A stopgap measure would be to have a recourse plan mentioned in the agreement in case the developer stops paying the assured returns or is unable to attract tenants for the commercial property.
Another important fact to remember is that any assured returns earned will be regarded as interest income under the I-T Act. A 30 per cent deduction, prescribed under the Act, cannot be availed on this amount.
Layouts and maps: Property experts reveal that project layouts and maps are another potential trap. The project layouts play on the confusion between carpet area and super area.
Agreements usually state the super built-up area, which includes common spaces. But the carpet area, which is the actual living space, would be much lower than that.
"We have seen that even after the plans get approved, the builders have allotted units - some builders go ahead and change the towers. They change the facing of the units. So there is nothing that a buyer can really do later. There's no place to complain. So, the plan should be taken with a grain of salt.

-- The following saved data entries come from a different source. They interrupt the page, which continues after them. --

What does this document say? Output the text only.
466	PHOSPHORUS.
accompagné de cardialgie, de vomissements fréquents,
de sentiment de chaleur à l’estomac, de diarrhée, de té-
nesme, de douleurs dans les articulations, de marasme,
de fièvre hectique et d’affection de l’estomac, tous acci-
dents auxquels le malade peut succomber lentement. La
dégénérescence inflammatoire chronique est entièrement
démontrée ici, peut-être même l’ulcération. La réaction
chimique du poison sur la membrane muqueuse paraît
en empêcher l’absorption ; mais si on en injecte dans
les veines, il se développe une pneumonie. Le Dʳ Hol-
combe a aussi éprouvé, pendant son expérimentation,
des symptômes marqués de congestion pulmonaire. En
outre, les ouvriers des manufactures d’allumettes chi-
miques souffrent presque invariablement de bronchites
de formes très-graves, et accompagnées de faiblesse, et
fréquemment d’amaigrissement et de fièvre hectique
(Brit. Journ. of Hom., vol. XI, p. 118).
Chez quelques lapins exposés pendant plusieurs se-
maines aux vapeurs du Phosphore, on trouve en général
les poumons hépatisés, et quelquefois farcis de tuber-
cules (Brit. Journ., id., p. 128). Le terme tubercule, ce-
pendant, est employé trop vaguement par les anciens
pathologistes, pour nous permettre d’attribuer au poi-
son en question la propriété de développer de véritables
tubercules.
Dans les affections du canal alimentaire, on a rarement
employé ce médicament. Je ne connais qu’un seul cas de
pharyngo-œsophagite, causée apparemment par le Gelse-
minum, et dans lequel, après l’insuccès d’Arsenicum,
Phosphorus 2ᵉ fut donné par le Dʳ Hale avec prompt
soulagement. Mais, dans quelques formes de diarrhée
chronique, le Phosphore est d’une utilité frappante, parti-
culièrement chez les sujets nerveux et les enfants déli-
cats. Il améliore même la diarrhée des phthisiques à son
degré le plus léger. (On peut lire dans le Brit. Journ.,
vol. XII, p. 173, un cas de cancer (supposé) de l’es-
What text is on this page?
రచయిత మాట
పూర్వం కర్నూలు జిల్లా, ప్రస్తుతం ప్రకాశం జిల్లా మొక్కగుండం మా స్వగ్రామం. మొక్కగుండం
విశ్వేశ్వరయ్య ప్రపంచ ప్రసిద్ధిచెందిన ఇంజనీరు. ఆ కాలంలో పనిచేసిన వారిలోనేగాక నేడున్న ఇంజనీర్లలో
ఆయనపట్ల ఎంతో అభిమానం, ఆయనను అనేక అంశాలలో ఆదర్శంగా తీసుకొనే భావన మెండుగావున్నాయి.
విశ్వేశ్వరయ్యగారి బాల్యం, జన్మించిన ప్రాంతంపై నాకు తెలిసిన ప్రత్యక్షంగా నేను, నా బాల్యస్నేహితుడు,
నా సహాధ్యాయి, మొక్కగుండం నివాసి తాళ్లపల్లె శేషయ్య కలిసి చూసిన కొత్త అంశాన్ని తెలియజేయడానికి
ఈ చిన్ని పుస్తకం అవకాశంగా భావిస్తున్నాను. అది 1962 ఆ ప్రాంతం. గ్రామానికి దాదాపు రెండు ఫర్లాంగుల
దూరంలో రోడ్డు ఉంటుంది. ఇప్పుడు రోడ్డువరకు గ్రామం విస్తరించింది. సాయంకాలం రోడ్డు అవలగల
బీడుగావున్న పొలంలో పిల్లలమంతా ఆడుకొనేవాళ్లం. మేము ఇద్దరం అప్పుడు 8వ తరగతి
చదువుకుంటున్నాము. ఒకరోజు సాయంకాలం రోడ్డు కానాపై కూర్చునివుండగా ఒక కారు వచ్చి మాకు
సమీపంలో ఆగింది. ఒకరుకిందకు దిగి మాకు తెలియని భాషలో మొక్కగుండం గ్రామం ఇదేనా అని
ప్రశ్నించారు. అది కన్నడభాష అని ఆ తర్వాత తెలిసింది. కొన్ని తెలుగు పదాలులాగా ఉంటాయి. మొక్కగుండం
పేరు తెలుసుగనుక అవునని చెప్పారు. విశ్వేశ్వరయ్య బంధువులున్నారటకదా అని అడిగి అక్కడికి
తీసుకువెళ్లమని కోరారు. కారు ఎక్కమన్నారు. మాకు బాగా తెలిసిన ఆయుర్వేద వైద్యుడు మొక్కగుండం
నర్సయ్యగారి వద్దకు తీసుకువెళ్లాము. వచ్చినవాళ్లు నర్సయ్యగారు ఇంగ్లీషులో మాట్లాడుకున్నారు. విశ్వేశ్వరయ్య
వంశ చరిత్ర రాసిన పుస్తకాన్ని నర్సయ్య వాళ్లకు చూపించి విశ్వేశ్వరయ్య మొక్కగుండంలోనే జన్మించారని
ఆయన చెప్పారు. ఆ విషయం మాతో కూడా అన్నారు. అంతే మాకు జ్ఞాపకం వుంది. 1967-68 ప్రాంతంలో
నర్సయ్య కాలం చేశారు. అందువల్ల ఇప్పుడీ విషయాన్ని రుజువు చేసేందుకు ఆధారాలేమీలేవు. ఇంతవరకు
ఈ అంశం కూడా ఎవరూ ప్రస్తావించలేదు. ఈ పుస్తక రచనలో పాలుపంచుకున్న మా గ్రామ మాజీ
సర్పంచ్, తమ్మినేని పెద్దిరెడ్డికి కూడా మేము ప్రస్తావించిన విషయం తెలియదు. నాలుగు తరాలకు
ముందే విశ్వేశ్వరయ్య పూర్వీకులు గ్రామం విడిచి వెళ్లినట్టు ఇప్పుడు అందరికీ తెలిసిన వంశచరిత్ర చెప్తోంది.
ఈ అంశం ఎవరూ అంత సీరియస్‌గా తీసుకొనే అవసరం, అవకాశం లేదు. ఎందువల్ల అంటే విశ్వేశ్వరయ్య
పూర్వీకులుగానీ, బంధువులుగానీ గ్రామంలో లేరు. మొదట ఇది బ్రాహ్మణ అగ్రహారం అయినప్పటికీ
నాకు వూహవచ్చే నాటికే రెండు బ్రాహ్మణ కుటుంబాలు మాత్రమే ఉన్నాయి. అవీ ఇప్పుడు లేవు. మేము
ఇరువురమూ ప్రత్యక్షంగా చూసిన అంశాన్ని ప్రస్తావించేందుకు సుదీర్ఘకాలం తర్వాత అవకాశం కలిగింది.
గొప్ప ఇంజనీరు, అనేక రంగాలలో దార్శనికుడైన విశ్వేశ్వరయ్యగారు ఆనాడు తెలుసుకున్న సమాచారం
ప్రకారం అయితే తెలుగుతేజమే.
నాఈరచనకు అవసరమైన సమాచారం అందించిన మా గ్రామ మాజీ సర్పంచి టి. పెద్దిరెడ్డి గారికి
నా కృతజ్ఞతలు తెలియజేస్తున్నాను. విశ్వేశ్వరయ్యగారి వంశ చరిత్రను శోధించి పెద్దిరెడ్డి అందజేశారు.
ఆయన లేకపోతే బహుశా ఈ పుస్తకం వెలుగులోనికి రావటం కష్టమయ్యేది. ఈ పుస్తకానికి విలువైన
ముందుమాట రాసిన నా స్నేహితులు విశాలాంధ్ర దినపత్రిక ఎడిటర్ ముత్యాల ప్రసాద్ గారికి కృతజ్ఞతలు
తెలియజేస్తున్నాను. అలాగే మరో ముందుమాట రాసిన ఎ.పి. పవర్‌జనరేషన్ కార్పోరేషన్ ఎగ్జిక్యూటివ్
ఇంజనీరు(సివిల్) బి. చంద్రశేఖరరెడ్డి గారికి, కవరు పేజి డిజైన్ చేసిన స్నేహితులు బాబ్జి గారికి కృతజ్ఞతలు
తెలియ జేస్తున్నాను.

They might change," says Mr Sharma. According to Mr Sharma, what matters about a plan is not what is shown, but rather, what is hidden.
"Firstly, they might not show a location close to the railway line. Secondly, the maps are never to scale," says Mr Sharma.
Sample flats: When it comes to sample flats, appearances can be deceptive. Buyers should look for the available space and its usage/utility, rather than the fancy furnishings. It would also be better to actually look at an empty flat alongside the furnished one.
Golf course properties: A home-buyer generally pays 20-30 per cent premium on a golf-course property. However, what the buyer does not realise is that none of the golf courses developed within a residential project are recognised by the apex governing body of the sport - Indian Golf Union - or even qualify the basic quality-standards.
Maintenance cost is a huge recurring expense for the residents. It is important to clarify the amount beforehand.
You must conduct a thorough check on the builder's track record before making a decision.
Look out for important documentation like environmental clearances, licences from the Town Planning Department and building plan approvals from relevant authorities.
It is also of utmost import to check for certified copies of the title deed of the land on which the project is being made and an encumbrance certificate to ensure that there are no liabilities from any land transfers. Available at the sub-registrar's office, an encumbrance certificate clarifies that the property under question is neither mortgaged nor has any legal dues.
Small print of the penalty clause in the agreement states the amount you will be charged if you miss an installment. Usually a builders' penalty is much lighter, but the buyer is charged an interest of 18 to 24 per cent per annum on missing an installment.